Introdução
No mundo do trabalho, as mudanças ocorridas ao longo do tempo promoveram impacto importante na vida das pessoas. Ao transformar a natureza com seu trabalho, o homem transformou também sua maneira de ser, adoecer e morrer. Nas últimas décadas do século XX, profundas transformações ocorreram nos ambientes e nas condições de trabalho. Como consequência dessas transformações, modificou-se o perfil de morbidade dos agravos à saúde relacionados ao trabalho, resultando em acidentes e doenças ocupacionais, com destaque para as lesões por esforços repetitivos e o adoecimento mental.1
O trabalho pode ser fonte de satisfação e desenvolvimento humano, e também, a depender das condições em que é realizado, fator de risco para adoecimento. As condições físicas, químicas e biológicas dos ambientes de trabalho têm impactos mais evidentes no estado físico do trabalhador, enquanto a organização da produção com base nas divisões técnicas e sociais do trabalho repercute mais diretamente sobre a saúde psíquica, podendo causar sofrimento e doenças mentais.2 Uma preocupação crescente no campo das doenças relacionadas ao trabalhador são os transtornos mentais relacionados ao trabalho (TMRT), que resultam de situações do processo do trabalho. Diversos são os fatores associados aos TMRT, desde a exposição a determinados agentes tóxicos até a estrutura hierárquica organizacional do trabalho.3
Em todo o mundo, trabalhadores sofrem de doença mental.
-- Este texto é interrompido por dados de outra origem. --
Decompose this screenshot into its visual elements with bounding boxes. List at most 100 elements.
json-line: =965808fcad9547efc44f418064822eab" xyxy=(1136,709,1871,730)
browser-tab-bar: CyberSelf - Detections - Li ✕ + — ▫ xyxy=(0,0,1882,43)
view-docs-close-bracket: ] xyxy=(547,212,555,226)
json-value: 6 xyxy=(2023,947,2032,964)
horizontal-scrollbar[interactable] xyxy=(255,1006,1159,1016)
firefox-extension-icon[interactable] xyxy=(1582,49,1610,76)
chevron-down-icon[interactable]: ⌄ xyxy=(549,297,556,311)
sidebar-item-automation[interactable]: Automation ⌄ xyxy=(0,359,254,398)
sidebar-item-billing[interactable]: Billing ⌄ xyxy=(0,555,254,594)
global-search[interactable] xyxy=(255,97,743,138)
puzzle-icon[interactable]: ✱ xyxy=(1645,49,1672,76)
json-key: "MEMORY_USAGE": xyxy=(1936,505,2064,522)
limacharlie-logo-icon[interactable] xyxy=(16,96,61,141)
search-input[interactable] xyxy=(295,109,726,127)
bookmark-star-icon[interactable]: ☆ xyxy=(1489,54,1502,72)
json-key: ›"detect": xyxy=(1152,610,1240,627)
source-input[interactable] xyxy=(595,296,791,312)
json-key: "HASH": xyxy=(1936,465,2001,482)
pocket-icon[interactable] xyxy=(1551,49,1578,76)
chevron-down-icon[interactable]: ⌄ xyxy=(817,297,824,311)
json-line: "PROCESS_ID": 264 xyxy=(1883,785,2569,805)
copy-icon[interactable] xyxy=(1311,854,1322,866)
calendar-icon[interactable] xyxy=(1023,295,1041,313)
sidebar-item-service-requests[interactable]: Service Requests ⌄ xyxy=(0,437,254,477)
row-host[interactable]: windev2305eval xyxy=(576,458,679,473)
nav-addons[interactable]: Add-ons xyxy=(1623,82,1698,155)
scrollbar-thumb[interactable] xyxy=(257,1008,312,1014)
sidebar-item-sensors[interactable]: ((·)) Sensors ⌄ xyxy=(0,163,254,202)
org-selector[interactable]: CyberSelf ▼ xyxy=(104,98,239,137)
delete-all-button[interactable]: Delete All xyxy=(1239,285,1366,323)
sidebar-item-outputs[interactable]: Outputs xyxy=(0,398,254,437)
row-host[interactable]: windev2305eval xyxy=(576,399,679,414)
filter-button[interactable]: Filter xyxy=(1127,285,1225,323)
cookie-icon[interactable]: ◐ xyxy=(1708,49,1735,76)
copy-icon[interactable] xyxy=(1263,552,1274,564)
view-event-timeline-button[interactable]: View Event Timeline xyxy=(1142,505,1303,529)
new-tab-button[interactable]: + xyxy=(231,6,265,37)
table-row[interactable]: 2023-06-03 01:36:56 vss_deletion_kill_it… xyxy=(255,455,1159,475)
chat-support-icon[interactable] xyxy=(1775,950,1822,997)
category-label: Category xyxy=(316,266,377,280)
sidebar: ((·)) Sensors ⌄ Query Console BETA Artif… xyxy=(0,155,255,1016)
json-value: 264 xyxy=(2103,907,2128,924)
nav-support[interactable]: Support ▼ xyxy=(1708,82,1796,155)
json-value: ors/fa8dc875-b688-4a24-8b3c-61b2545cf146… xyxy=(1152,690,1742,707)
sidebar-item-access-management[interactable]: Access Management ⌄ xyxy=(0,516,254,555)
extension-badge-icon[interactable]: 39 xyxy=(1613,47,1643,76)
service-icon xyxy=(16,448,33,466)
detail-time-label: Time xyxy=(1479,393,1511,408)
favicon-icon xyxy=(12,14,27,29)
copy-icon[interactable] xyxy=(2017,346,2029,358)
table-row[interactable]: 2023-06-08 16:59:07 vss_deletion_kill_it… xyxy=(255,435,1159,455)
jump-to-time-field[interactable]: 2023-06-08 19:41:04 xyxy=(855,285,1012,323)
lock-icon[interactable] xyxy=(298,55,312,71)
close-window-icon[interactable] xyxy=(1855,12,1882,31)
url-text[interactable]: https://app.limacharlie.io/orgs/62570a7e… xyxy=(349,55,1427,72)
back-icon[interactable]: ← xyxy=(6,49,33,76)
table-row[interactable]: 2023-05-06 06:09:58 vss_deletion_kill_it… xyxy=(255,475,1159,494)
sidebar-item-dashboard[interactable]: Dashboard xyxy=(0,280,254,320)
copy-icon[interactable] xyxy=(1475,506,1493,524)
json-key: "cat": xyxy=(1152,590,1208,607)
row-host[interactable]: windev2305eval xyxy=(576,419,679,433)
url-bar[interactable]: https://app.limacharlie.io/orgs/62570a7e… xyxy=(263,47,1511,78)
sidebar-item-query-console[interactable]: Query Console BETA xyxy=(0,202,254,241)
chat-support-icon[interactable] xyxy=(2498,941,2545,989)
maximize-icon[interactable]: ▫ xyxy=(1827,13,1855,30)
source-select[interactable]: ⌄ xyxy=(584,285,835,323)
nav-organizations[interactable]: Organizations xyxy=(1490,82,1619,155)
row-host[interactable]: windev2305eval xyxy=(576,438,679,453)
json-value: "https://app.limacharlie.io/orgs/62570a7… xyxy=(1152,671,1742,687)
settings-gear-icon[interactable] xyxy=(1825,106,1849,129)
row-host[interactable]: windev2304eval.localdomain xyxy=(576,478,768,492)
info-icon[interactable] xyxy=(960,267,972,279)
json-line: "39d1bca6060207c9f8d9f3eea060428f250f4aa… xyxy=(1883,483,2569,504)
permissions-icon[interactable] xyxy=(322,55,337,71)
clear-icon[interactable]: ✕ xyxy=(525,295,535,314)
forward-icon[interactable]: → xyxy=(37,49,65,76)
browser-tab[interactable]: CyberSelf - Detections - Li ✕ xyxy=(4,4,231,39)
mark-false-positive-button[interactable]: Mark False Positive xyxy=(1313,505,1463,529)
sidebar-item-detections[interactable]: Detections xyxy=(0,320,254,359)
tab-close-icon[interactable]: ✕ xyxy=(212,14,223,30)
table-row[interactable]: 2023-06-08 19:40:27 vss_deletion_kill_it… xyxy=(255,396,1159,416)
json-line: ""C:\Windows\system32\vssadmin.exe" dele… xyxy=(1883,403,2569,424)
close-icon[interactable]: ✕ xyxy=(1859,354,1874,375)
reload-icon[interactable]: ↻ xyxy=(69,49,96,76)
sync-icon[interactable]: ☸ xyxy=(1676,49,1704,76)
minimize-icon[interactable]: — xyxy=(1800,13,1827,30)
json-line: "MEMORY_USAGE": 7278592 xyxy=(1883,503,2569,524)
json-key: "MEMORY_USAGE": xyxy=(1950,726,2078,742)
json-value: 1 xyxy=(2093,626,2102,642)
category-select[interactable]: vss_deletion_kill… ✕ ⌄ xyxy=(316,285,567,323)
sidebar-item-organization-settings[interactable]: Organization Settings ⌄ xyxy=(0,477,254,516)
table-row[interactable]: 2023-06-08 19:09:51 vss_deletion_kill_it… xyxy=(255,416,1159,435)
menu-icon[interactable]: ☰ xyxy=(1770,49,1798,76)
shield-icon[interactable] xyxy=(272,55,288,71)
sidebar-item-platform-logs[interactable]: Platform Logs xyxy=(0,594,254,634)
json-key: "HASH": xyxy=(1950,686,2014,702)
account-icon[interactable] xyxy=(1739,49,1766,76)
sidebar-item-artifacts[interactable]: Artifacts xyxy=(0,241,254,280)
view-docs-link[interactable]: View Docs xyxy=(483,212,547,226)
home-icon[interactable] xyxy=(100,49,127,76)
O número crescente de casos desse agravo relacionado ao trabalho tem motivado o interesse por esse campo de estudo,4 especialmente nos países de média e baixa renda, onde as condições laborais costumam ser mais precárias. Entre os determinantes dos transtornos mentais estão as condições de trabalho, além do estresse e das características individuais do trabalhador, como sua capacidade de controlar pensamentos, emoções, comportamentos e interações com os demais.5
No Brasil, no período de 1997 a 2009, a prevalência de transtornos mentais comuns variou entre 20 e 56% da população adulta, principalmente mulheres e trabalhadores.6 As taxas de mortalidade e de incapacidade por transtornos mentais variam na população de acordo o diagnóstico. A morbidade por transtornos mentais é considerada alta, além de influenciar comorbidades como diabetes, doenças cardiovasculares e outras,7 levando a redução da qualidade de vida dos trabalhadores e comprometimento do desempenho global do indivíduo: pessoal, familiar, ocupacional, emocional e social.6 Além disso, os transtornos mentais podem acarretar perdas econômicas de grande monta: no mundo, estima-se que o impacto cumulativo dos transtornos mentais tenha sido de US$16,3 bilhões entre 2011 e 2013.7
Os TMRT foram reconhecidos legalmente no país com a publicação da Portaria nº 1.339, de 19 de novembro de 1999.8 A Portaria nº 777, de 28 de abril de 2004, acrescentou esses transtornos - juntamente com mais dez outros agravos à saúde relacionados ao trabalho - à lista de doenças de notificação compulsória no Sistema de Informação de Agravos de Notificação (Sinan).9
Existe uma lacuna desse conhecimento nas publicações científicas sobre saúde de trabalhadores na Bahia, focadas em grupos específicos: professores,10 industriários,11 eletricitários,12 trabalhadores da zona urbana de Feira de Santana,13 entre outros.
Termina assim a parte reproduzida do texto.